Gaziantep'te 16. yüzyıldan bugüne gelen ipekli kutnu dokumasında, kumaşın atkı ve çözgü sayılarını ölçmeye yarayan bakır mercek, yaklaşık bir asırdır ustalara emanet ediliyor.
Kentin en eski kutnu dokuma ustalarından 60 yaşındaki Abdulkadir Mekki'ye babasının yetiştirdiği ustası tarafından verilen bakır mercek, kutnu dokuma sanatını gelecek kuşaklara aktaracak ustalar tarafından titizlikle korunuyor.
Büyüklerinin emaneti olarak gördükleri mercekle kutnu dokumasının atkı ve çözgü sayılarını ölçen ustalar, gözü gibi baktıkları merceği gururla taşıyor.
Dedesi ve babasından miras kalan kutnu dokumacılığını küçük yaşlarından beri sürdüren usta Mekki, yaptığı açıklamada, 16. yüzyıldan beri Gaziantep'te kutnu kumaşının dokunduğunu söyledi.
Baba mesleği olan kutnu dokumaya çok küçük yaşlarda başladığını aktaran Mekki, "Bu işe 5 yaşında tezgahların altında uyuyarak başladım. 10 yaşında da çalışmaya başladım. 50 yıldır kutnucuyum." dedi.
Atölyelerinde ustalarından miras kalan çok değerli bir mercek bulunduğunu belirten Mekki, şunları kaydetti:
"Bu mercek dokumada kullanılıyor.
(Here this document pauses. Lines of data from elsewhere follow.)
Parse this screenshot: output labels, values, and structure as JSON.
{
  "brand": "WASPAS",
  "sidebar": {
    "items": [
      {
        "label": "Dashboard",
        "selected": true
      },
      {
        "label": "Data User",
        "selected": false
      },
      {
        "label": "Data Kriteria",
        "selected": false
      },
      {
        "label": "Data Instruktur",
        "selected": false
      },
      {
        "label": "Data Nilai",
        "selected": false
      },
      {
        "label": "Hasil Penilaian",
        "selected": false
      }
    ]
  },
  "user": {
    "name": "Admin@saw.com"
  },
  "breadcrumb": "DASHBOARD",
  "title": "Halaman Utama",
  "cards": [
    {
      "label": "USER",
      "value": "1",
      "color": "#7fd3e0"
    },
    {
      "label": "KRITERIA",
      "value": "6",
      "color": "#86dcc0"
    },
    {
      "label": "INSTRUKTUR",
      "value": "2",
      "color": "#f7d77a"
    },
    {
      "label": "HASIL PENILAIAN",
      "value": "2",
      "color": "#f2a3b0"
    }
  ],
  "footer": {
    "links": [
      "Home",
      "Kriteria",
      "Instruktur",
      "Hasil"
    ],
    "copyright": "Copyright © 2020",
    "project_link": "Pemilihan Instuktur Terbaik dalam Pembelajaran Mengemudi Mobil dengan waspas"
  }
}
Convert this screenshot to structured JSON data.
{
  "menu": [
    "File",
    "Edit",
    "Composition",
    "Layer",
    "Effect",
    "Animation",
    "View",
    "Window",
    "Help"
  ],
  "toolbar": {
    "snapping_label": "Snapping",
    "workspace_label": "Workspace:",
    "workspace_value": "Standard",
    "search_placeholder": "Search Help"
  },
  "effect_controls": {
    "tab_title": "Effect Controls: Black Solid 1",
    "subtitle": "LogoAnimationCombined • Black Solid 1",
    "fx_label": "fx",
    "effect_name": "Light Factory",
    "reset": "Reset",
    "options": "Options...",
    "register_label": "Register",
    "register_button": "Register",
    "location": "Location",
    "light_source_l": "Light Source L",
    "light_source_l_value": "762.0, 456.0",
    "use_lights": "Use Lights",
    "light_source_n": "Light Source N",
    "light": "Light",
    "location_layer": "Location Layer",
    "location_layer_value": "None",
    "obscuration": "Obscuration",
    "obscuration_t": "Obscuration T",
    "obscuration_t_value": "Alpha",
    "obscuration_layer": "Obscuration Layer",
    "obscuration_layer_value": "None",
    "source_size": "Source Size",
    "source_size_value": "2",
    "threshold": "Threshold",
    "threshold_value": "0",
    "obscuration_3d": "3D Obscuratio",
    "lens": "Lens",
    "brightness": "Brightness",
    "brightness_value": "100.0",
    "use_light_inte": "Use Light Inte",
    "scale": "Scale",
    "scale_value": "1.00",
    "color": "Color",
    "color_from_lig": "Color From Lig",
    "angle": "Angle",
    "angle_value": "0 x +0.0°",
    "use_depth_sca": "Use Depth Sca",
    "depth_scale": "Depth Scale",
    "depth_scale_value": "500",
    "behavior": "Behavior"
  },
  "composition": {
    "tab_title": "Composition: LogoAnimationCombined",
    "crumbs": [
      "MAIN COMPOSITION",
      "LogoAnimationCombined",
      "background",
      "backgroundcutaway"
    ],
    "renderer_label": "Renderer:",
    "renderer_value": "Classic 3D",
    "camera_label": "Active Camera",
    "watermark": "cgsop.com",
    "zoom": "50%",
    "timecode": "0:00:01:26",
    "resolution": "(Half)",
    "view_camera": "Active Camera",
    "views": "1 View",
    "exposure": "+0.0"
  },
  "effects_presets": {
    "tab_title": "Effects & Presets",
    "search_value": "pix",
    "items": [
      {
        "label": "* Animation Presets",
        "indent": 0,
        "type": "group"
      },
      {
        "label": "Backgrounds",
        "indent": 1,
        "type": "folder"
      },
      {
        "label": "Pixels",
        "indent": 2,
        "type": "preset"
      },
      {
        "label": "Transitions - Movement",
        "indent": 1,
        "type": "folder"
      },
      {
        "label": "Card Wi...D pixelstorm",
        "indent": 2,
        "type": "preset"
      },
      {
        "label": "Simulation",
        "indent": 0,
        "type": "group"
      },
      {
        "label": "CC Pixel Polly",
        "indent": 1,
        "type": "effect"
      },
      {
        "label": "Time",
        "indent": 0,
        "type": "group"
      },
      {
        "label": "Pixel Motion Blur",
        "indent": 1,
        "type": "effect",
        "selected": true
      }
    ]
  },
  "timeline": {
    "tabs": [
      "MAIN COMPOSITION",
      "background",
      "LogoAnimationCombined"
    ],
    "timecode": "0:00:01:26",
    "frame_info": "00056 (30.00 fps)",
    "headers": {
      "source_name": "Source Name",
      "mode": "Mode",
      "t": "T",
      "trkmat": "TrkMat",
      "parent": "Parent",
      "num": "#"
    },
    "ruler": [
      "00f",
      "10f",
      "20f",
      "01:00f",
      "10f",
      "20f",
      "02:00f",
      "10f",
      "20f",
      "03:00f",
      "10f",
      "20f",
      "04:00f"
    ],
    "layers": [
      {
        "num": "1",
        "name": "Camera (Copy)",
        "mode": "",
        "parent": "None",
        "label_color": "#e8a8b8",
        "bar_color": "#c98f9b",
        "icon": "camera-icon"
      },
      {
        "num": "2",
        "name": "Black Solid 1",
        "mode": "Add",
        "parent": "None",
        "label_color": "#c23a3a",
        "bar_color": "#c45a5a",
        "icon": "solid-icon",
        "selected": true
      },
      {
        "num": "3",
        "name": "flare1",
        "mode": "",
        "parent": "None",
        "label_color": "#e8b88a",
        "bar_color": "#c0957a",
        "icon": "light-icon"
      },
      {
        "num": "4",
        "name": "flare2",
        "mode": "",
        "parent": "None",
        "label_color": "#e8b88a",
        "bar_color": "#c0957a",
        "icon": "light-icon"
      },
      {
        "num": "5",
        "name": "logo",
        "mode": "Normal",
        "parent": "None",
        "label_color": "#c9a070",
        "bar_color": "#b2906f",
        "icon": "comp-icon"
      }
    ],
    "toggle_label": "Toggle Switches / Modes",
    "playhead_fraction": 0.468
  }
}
Bakırdan mercek, kutnu dokumasının atkı ve çözgüsünün sayılarını ölçmeye yarıyor. Bu merceği bu atölyenin ustası olan dedem babama, babam kendi ustasına vermiş. Ustam da bu işin ehli olduğumu anlayınca bana verdi. Ben de bu merceği atölyemizdeki en genç usta olan 39 yaşındaki Orhan Tozluoğlu'na verdim. Bu merceği taşıyan orada yapılan tüm işlemlerin ustasıdır. Bu mercek çok değerlidir. Bunu kullanan ustaya herkes saygı gösterir."
Ustaların kaybolmaması için merceğe gözü gibi baktıklarını anlatan Mekki, merceğin kutnu atölyesinde mutlaka bulunması gerektiğini ifade etti. Mekki, "Bunun özelliği yıllardır bizde olması. Bu işi koordine eden de odur. Bu kutnuculukta sembol. Bunu taşıyana saygı gösterilir. Bu mercek aşağı yukarı 100 yıllık. Kutnuculuk ahilik geleneğinden gelen bir sanat. Çırak olmazsa kalfa olmaz, kalfa olmazsa usta olmaz, usta olmazsa büyük usta olmaz." diye konuştu.